I found this book pretty interesting. I don't usually dig short stories, but I thought I'd give it a try. This guy seems to have a style that mixes Chuck Palahniuk with Brett Easton Ellis at times, which is kind of cool, but since I'd seen both styles before, not all that impressive. Still, worth the read, even if it was generally directed to the male reader. One thing I'd just like to add, this guy's picture in the jacket of the book looks oddly familiar to me. I don't think I recognize the name at all, but the last story does talk about Martha's Vineyard like he's familiar with it, and he did go to Harvard. So I'm wondering if he was ever on cape for school or if he has family that I would have known or something. The hair's different from what looks familiar so it's throwing me off.
Not bad for a debut collection of short stories. I will say that the first story, "Balls, Balls, Balls", about discouraged me enough to take the book straight back to the library I found it at. It reads like a mediocre and obvious Palahniuk imitation. For me, things didn't start clicking until "The Art of The Possible" and "The Death of Cool", both of which are much better written than any of the stories before them in the collection. "Highway" is another standout. Cavell shows a big upside in the handful of worthy stories here. I don't know anything about him but would like to know why he doesn't seem to have published anything since Rumble in 2003. I will say that if Palahniuk and Bret Easton Ellis are your thing, or if you enjoyed books like Joyce Carol Oates's Zombie or Brian DeLeeuw's In This Way I Was Saved, you will probably like much of Cavell's writing.
Fiction A-Z Book 'C': Rumble, Young Man, Rumble by Benjamin Cavell
This book of short stories was just a little bit maddening. The jacket description of the book paints it as a look at modern masculinity, and a lot of that is present. He's a very good writer, and I think he has a great book in him, but the stories here with a more rugged "machismo" element are not particularly good ("Balls, Balls, Balls", for example). It feels like he's trying to be Bret Easton Ellis, and he's just not Ellis. Cavell really shines in the stories with a softer, more humanistic edge, and this is what he should play to in the future.
Standout stories: "All the Nights of the World", "The Ropes"
Ultra macho stories about men being boys.
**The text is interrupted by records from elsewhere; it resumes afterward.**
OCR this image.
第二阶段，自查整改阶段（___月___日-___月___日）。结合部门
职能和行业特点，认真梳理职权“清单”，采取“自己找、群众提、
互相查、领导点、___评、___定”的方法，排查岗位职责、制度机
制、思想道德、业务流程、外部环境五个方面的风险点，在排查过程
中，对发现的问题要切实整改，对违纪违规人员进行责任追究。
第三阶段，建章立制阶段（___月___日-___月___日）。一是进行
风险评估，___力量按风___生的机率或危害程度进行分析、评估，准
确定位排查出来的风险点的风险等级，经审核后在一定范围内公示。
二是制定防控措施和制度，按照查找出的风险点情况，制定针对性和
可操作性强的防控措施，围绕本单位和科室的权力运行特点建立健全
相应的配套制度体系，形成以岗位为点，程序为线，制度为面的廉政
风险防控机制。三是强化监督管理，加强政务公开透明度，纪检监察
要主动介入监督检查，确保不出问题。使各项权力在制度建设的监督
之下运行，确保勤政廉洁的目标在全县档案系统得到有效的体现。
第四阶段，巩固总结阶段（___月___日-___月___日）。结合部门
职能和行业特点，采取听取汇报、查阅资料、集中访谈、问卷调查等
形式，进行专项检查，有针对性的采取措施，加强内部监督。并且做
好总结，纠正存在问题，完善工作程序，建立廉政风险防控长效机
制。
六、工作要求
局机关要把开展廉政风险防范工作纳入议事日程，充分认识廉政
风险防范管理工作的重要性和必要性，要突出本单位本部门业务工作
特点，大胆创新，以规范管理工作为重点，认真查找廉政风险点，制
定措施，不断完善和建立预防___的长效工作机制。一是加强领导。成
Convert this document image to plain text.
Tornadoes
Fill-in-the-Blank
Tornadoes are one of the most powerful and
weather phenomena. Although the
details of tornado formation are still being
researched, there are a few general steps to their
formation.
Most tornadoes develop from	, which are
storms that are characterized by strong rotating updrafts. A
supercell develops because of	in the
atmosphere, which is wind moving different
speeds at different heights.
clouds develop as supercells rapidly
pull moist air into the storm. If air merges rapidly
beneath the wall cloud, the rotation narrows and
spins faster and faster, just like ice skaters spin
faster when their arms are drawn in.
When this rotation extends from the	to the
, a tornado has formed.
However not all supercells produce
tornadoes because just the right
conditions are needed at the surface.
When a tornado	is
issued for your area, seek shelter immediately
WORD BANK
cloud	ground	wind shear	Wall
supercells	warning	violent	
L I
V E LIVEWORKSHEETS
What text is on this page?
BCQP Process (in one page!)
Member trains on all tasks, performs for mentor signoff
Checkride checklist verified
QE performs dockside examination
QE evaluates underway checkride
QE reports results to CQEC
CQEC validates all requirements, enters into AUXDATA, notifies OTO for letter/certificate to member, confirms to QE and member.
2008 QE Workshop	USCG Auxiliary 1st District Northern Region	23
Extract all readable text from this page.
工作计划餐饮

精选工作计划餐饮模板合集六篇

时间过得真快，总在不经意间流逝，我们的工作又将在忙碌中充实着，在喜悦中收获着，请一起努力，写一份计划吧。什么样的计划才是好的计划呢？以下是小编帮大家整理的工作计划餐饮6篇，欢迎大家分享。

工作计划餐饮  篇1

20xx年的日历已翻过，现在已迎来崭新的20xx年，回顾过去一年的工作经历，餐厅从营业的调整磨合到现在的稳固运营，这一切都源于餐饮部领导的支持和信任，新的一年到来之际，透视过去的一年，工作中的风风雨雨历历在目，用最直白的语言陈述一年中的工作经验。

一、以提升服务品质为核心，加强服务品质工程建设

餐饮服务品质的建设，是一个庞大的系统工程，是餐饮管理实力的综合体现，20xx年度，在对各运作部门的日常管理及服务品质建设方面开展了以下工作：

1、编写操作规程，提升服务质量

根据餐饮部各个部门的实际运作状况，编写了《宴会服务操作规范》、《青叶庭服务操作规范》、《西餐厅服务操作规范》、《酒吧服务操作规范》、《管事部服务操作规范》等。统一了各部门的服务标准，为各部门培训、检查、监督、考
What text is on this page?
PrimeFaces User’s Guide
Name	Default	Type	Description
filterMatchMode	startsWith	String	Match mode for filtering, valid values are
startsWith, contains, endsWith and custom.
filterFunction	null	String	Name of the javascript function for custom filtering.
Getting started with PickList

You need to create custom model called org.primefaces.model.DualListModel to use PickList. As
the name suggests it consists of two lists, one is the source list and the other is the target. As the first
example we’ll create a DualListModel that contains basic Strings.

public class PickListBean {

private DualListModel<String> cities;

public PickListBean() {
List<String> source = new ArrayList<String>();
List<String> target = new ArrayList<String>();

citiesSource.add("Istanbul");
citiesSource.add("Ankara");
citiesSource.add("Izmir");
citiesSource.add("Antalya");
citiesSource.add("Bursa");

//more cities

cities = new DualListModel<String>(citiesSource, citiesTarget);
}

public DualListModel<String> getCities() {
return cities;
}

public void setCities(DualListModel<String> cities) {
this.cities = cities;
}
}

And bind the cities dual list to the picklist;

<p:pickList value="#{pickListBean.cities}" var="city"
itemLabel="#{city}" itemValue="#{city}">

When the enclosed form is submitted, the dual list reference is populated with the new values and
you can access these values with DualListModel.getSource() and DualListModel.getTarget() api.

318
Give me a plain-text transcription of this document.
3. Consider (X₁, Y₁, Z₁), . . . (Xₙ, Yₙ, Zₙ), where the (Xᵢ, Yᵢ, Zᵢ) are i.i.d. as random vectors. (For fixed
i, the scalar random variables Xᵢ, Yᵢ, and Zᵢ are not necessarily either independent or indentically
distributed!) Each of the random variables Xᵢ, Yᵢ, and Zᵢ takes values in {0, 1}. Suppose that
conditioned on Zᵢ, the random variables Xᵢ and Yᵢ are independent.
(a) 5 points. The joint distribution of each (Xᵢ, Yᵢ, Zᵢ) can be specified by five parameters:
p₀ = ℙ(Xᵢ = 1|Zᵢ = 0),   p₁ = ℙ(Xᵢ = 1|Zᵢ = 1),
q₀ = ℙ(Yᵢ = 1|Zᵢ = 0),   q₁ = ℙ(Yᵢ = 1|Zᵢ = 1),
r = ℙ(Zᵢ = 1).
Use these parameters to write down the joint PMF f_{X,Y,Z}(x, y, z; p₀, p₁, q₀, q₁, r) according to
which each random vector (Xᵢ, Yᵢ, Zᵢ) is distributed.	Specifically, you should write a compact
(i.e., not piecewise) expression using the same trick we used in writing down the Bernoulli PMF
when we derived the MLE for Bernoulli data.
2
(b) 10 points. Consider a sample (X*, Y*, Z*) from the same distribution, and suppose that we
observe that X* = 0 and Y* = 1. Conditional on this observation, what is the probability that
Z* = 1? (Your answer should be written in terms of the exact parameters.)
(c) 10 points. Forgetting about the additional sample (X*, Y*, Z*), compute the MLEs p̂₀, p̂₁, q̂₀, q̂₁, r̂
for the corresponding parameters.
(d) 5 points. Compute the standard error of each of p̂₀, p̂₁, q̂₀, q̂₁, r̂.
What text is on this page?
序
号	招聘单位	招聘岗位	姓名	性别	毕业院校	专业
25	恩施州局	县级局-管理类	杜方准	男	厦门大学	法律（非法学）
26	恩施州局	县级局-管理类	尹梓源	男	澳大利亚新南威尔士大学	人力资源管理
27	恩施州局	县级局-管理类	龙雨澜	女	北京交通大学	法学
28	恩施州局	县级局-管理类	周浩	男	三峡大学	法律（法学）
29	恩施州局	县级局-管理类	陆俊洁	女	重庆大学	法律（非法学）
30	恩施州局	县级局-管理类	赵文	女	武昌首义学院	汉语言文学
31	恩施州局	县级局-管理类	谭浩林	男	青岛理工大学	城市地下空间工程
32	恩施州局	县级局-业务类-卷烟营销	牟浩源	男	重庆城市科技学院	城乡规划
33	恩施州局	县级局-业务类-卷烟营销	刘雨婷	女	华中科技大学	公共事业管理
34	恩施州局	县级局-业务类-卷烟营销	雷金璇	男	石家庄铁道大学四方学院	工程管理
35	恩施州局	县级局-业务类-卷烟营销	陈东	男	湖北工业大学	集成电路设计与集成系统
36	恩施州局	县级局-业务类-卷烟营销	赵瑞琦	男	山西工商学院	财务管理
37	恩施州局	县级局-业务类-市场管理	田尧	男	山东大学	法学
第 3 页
A fast read but really entertaining. Maybe this book isn't meant for women - the stories are each filled with such intense, self-conscious masculinity that its hard to see how a female would or could relate. From a guy's perspective though, a good collection of tales from a young kid of a writer. Shows a lot of promise, who knows what he can produce in his future years?
Sometimes you need that masculine punch to the wind pipe, for someone to kiss your bloodied knuckles and massage a chipped eye socket. I've known some guys who injected the B12 and parachuted various other experimental "supplements." This is a celebration of the thug aspiration.
Reminded me a lot of Brett Easton Ellis, but more hetero and macho. Despite that, this was pretty decent considering it's a first book by a young guy. But in his next book, I'd like to see him broadening his narrow range a little bit.